Part A: Patients who have received at least one prior line of standard systemic therapy for HCC as per National Comprehensive Cancer Network or other local scientific guidelines and for which a clinical study is the best option for next treatment based on prior response and/or tolerability and/or patient/investigator decision.
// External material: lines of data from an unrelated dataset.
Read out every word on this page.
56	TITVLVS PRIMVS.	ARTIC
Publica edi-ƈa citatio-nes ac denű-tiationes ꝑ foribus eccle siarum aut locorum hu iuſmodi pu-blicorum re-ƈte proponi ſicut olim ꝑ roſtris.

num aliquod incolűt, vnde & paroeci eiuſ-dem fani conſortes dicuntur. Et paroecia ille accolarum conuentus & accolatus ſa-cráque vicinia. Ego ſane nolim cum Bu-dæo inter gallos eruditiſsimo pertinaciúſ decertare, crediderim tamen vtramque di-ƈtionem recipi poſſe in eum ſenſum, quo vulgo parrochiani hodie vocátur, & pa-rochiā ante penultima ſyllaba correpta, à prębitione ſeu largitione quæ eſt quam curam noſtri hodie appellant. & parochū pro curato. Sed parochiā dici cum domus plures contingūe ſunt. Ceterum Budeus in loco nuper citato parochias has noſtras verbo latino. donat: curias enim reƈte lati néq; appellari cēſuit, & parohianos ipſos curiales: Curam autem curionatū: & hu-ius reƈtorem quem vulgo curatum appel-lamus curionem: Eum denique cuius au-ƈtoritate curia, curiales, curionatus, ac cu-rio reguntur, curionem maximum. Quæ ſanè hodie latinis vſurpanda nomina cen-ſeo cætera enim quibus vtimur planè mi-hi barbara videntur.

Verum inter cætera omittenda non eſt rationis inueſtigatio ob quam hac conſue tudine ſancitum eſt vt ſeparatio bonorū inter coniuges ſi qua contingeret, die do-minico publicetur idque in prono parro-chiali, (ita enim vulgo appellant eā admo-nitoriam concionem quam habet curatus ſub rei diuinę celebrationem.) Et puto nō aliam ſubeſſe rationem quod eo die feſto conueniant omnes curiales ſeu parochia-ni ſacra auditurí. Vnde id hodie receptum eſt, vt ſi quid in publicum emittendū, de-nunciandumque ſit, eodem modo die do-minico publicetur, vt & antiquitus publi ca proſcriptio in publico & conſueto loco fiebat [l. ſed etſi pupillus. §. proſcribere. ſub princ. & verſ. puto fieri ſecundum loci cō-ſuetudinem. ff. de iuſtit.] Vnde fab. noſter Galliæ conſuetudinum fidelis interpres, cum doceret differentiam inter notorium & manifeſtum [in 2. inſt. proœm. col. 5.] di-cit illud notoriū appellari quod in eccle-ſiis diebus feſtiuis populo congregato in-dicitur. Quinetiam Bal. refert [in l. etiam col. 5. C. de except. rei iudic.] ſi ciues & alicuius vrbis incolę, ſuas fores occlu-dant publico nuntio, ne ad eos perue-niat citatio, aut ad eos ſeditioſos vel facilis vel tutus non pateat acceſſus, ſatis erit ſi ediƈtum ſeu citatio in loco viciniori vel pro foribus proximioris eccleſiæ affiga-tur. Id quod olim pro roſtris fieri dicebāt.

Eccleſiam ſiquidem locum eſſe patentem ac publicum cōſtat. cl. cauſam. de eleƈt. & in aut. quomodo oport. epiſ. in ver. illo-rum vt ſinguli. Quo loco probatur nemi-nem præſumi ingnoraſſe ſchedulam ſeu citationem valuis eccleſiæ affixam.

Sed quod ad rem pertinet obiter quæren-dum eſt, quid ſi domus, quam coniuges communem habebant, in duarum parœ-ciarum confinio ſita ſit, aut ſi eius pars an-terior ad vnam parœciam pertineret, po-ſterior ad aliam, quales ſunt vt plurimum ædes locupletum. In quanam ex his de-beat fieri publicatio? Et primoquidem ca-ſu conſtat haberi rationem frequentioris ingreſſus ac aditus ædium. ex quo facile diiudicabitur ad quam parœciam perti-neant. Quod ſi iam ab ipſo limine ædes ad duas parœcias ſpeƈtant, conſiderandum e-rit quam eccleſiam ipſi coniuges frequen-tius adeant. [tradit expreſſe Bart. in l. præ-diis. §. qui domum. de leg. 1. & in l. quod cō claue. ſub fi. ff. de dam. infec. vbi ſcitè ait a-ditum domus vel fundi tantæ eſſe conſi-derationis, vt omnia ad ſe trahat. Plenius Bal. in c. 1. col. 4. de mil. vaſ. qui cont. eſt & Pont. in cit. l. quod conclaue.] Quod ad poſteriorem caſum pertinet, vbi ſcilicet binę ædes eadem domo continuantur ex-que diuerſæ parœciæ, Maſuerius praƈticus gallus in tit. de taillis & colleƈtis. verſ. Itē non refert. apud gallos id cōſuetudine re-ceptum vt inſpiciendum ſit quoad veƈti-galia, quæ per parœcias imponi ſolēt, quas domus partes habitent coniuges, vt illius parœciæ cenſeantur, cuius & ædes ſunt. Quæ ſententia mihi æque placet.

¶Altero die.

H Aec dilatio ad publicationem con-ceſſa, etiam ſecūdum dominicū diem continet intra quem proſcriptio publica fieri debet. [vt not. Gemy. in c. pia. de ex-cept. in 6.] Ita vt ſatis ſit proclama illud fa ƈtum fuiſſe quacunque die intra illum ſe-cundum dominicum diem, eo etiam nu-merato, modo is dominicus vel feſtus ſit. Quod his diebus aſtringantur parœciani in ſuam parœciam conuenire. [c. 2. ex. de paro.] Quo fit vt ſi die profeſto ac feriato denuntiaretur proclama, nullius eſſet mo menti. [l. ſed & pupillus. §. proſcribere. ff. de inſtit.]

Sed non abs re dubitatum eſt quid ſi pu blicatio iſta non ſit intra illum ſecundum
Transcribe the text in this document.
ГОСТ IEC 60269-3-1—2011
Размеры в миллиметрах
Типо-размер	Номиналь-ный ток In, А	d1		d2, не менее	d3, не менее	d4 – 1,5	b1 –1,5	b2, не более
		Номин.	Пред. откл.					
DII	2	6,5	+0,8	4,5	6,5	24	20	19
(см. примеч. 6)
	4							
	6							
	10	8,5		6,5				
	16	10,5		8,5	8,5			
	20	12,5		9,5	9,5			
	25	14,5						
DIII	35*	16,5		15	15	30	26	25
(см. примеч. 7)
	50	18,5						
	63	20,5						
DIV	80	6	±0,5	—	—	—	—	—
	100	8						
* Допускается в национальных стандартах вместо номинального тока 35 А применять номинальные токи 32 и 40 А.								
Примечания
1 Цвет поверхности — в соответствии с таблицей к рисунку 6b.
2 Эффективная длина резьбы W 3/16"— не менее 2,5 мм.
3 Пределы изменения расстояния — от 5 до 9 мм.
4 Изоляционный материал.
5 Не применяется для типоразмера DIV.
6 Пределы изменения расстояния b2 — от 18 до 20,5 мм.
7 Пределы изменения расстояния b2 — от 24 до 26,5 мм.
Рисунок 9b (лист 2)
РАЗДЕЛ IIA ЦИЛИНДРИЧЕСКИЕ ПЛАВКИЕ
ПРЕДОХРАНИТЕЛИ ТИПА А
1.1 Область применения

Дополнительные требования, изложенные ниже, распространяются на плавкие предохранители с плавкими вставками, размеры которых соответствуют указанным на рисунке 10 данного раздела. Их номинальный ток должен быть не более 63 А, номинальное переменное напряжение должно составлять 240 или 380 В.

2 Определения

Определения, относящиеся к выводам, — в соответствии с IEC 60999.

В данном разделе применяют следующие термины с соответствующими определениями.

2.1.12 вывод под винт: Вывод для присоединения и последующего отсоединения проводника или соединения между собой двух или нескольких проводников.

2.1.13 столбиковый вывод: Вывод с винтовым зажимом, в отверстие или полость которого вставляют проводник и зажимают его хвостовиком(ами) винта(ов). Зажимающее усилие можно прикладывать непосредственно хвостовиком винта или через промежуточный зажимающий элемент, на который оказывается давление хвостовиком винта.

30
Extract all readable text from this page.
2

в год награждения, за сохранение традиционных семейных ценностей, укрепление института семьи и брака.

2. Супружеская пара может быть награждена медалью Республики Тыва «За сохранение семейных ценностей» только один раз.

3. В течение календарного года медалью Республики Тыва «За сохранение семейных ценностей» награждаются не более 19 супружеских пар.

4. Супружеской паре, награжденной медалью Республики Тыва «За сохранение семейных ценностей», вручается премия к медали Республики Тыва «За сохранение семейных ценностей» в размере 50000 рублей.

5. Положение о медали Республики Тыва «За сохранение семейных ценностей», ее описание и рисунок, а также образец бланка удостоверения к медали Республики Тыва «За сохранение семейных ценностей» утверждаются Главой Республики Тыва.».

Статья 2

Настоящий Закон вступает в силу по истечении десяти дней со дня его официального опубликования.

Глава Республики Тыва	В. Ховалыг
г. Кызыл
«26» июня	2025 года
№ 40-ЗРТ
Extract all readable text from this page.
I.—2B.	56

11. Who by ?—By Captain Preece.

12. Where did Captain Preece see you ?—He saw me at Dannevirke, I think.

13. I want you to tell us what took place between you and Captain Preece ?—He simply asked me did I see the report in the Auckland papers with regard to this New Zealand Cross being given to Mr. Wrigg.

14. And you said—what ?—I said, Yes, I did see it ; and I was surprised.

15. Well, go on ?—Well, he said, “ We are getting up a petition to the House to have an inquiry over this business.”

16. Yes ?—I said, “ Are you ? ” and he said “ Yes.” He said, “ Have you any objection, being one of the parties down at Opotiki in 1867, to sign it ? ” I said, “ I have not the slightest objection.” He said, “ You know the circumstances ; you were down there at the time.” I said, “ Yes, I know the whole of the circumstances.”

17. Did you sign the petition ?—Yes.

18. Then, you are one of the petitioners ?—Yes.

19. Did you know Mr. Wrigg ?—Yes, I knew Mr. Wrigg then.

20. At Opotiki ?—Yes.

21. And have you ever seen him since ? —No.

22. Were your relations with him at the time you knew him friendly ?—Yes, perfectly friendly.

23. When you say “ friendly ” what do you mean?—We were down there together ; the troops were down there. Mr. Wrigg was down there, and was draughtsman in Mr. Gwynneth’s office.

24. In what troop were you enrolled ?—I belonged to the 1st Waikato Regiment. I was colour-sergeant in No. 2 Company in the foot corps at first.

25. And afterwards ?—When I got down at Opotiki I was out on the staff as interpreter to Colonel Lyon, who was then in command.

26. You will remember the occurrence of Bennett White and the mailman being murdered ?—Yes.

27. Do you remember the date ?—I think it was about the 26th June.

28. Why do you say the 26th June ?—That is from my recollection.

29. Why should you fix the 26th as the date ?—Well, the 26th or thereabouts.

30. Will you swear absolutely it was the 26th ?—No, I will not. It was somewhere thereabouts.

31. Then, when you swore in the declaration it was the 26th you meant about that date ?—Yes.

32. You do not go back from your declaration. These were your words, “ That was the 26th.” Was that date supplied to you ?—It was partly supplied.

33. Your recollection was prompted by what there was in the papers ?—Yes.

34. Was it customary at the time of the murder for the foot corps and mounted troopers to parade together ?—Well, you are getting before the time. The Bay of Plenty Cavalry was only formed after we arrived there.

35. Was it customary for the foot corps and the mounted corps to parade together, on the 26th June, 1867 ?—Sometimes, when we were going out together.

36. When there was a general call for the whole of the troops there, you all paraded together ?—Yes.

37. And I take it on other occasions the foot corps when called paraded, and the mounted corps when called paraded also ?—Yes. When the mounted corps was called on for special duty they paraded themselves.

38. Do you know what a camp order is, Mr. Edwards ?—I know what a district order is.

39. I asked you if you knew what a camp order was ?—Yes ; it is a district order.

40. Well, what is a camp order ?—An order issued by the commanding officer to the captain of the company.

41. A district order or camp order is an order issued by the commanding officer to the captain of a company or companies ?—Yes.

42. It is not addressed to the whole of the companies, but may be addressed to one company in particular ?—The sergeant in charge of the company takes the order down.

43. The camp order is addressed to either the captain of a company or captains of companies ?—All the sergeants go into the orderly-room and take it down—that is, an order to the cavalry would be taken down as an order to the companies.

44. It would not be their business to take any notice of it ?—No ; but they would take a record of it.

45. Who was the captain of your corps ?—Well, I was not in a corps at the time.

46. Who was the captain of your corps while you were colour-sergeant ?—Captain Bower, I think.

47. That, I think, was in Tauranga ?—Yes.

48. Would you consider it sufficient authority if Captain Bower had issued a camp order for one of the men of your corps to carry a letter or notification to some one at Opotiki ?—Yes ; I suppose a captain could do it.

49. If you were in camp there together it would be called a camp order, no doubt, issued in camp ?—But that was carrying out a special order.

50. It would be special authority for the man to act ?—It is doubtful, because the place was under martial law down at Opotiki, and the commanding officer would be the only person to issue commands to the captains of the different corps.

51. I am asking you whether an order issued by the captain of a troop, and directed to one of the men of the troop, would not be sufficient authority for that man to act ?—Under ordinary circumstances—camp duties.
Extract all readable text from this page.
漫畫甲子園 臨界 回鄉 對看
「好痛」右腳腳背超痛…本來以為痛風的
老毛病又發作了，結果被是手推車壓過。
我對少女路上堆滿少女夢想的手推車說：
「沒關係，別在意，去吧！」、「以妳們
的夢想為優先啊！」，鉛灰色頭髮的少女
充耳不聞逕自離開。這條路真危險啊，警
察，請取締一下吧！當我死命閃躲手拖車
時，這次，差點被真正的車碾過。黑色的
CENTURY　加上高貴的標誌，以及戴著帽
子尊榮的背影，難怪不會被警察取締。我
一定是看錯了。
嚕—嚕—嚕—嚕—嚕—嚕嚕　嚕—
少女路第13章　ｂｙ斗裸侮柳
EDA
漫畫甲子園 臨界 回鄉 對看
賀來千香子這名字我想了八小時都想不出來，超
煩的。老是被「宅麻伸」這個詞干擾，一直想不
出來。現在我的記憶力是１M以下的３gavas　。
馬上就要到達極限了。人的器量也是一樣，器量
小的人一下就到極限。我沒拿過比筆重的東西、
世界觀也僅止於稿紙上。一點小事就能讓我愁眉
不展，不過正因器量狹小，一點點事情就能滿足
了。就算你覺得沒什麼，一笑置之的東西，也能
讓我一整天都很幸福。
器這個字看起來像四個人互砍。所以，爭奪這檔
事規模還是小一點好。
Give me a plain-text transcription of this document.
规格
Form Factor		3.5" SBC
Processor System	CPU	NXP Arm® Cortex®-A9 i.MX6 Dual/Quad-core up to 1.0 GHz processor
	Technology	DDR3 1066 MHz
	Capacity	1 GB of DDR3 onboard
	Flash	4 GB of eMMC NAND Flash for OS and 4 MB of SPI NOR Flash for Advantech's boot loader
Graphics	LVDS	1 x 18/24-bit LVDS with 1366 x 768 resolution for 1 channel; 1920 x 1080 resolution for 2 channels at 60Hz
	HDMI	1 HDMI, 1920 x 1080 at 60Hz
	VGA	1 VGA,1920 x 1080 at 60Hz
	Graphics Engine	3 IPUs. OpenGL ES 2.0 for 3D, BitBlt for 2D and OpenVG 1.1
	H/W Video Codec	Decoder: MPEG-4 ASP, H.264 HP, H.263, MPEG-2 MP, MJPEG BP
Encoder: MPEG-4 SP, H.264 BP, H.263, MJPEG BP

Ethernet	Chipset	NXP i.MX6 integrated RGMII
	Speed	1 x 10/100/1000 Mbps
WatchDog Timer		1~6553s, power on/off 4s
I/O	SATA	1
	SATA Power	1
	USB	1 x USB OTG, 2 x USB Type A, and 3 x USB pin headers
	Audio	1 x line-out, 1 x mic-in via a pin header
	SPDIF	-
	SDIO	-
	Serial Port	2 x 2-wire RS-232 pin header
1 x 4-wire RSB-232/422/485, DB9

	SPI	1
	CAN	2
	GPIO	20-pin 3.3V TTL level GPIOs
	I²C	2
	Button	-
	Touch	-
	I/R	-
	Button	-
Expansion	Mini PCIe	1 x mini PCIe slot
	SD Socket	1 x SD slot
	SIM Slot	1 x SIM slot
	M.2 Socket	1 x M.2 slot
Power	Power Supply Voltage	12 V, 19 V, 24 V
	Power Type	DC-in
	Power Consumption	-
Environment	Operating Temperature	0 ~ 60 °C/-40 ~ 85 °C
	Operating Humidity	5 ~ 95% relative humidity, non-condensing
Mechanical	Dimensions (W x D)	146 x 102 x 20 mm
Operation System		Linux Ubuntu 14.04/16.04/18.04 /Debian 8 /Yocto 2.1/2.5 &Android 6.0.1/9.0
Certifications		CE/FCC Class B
Part B: Patients must not have received more than one prior line of systemic therapy in the advanced recurrent and/or metastatic setting.

Key Exclusion Criteria:

• Unresolved toxicity from prior anticancer therapy, including imAEs, of Common Terminology Criteria for Adverse Events (CTCAE) Grade ≥ 2 except for vitiligo, peripheral neuropathy related to prior anti-cancer therapy, alopecia, endocrine disorders that are controlled with replacement hormone therapy and asymptomatic laboratory abnormalities.
• Prior to enrolment, participation in another clinical study with an investigational product administered in the last 21 days or 5 half-lives whichever is shorter.
• CAR-T cell therapy within the last 6 months prior to enrolment on this study.
• Known allergy or hypersensitivity to AZD9793 or any of the excipients of the product as outlined in the IB.
• Requires chronic immunosuppressive therapy (including steroids \> 10 mg prednisone/day or equivalent).
• Received radiation within 14 days prior to first dose of study treatment; palliative radiation to reduce the risk of tumour lysis syndrome (TLS) or CRS/neurotoxicity in participants with bulky disease is permitted.
• Undergone a major surgical procedure within 14 days prior to first dose of study treatment days to allow adequate healing
• Experienced unacceptable cytokine release syndrome (CRS) or Immune Effector Cell Associated Neurotoxicity (ICANS) following prior T cell engagers (TCE) or chimeric antigen receptor T (CAR-T) cell therapy.
• Previous history of hemophagocytic lymphohistiocytosis (HLH) / macrophage activation syndrome (MAS).
• Active or prior documented autoimmune or inflammatory disorders within 3 years of start of treatment.
• Cardiac conditions as defined by the protocol.
• History of thromboembolic event within the past 3 months prior to the scheduled first dose of study intervention.
• Central nervous system (CNS) metastases or CNS pathology, as defined by the protocol, within 3 months prior to consent.
• Infectious disease including active human immunodeficiency virus (HIV), and uncontrolled active systemic fungal, bacterial or other infection.
• Known fibrolamellar HCC, sarcomatoid HCC, or combined hepatocellular malignant cholangiocarcinoma.